We’ve also explained on several occasions to senior members of CC central our desire to hear from CC on this issue and our willingness to look at ways to make any necessary amendments to ODC licenses (though obviously such changes would be conditional on full scrutiny by the Advisory Council and consultation with the community).
No response has been forthcoming. To this date, over a year later, we are yet to receive any response from CC despite having though we have now been promised a response at least 3 times (we’ve basically given up asking).
Further to this lack response, without any notice or discussion to ODC, CC recently put out a blog post in which they stated, in marked contrast to previous statements, that CC licenses were entirely suited to data. In many ways this is a welcome step (cf. my original efforts to use CC licenses for data above) but CC have made no statement about a) how they would seek to address data properly b) mention of the relationship of these efforts to existing work in Open Data Commons and especially re. the ODbL. One can only assume, at least in the latter case, that the omission was intentional.
All of this has led me, at least, to wonder what exactly CC’s aims are here. In particular, is CC genuinely concerned with interoperability (beyond a simple ‘everyone uses CC’) and the broader interests of the community who use and apply their licenses?

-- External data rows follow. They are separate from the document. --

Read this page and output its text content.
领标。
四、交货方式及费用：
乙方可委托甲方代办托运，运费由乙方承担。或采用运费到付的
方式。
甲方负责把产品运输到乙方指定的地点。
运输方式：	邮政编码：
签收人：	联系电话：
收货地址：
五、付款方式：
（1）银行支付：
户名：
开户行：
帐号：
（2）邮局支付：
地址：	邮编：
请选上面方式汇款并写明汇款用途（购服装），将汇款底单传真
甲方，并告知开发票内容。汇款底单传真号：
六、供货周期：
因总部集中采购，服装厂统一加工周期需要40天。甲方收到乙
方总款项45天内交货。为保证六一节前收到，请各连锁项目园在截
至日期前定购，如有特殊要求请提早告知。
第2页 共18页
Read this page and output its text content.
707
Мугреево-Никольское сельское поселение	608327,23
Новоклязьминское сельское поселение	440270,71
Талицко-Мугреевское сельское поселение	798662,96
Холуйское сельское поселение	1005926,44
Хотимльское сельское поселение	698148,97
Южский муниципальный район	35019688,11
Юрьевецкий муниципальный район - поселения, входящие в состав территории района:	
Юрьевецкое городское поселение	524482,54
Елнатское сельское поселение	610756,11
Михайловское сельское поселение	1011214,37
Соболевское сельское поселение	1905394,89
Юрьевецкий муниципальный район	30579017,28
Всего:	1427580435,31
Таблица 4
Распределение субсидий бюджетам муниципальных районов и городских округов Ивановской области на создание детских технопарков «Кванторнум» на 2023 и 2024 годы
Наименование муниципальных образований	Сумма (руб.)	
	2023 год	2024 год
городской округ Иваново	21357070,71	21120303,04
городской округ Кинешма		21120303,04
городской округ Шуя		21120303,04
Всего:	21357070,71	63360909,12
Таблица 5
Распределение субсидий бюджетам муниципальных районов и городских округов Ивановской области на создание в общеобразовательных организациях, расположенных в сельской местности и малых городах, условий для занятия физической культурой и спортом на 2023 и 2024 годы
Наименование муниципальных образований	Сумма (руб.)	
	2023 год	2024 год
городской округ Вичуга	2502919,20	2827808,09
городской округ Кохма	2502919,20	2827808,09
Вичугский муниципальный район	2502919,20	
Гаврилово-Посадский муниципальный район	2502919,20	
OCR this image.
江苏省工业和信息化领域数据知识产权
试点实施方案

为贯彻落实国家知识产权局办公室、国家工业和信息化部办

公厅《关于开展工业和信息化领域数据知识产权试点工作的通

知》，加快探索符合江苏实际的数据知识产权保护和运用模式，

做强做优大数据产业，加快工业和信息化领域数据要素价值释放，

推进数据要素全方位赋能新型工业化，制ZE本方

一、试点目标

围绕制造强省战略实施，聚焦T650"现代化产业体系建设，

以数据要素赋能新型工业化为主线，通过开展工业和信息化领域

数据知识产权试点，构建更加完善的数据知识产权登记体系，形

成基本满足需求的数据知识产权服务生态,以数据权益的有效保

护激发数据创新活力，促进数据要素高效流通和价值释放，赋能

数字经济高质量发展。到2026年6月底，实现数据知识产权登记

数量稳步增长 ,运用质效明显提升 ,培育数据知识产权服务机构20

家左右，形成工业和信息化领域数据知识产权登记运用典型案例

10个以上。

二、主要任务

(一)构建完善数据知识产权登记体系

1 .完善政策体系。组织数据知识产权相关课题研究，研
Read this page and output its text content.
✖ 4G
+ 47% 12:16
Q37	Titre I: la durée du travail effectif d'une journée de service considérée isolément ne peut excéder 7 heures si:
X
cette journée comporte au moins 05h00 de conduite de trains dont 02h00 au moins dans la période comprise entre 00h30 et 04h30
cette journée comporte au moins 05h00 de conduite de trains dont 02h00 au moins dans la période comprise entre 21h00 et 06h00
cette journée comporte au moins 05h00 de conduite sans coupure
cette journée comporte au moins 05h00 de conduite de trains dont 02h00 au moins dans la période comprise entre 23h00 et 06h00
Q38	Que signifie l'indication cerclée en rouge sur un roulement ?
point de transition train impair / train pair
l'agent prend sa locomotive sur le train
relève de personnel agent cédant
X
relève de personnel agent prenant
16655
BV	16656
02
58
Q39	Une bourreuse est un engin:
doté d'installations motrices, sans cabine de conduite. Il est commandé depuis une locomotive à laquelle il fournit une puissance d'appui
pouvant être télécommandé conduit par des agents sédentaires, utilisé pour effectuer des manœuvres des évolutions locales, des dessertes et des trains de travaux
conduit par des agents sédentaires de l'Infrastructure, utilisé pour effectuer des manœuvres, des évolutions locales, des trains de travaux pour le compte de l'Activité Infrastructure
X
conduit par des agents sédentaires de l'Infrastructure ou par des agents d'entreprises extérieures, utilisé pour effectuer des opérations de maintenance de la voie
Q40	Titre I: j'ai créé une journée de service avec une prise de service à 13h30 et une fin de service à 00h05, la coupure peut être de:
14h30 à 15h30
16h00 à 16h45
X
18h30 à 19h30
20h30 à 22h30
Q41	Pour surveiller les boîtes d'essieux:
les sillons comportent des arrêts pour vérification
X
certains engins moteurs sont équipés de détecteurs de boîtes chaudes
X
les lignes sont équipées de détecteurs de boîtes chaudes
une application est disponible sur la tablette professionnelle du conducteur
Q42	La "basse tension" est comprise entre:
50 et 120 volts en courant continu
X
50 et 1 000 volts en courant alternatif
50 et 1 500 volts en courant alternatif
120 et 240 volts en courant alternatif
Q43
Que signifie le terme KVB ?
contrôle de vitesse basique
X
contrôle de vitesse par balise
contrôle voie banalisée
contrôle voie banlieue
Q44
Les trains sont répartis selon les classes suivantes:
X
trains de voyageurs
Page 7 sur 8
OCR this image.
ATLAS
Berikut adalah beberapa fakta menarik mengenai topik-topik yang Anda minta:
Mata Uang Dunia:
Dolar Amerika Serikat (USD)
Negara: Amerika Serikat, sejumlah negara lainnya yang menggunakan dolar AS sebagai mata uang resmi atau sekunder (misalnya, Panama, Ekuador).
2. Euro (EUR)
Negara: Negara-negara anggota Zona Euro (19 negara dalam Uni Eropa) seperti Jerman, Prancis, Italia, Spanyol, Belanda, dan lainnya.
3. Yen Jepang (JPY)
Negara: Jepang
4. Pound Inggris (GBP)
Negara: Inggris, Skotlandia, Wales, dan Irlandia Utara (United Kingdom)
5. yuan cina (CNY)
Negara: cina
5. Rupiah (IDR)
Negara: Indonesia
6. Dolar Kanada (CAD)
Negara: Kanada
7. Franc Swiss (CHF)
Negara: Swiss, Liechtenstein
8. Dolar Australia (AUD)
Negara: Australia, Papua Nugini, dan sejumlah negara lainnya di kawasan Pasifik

Creating a true commons for content and data is incredibly important (it’s one of the main things I work on day to day). Creative Commons have done amazing work in this area but as I outline above there is an important distinction between the (open) commons and CC licenses.
Many organisations, institutions, governments and individuals are currently making important decisions about licensing and legal tools – in relation to opening up everything from scientific information, to library catalogues to government data. CC could play an important role in the creation of an interoperable commons of open material. The open CC licenses (CC0, CC-BY and CC-BY-SA) are an important part of the legal toolbox which enables this commons.
I hope that CC will be willing to engage constructively with others in the ‘open’ community to promote licenses and standards which enable a true commons, particularly in relation to data where interoperability is especially crucial.
I’ve posted the slides online and iframed below.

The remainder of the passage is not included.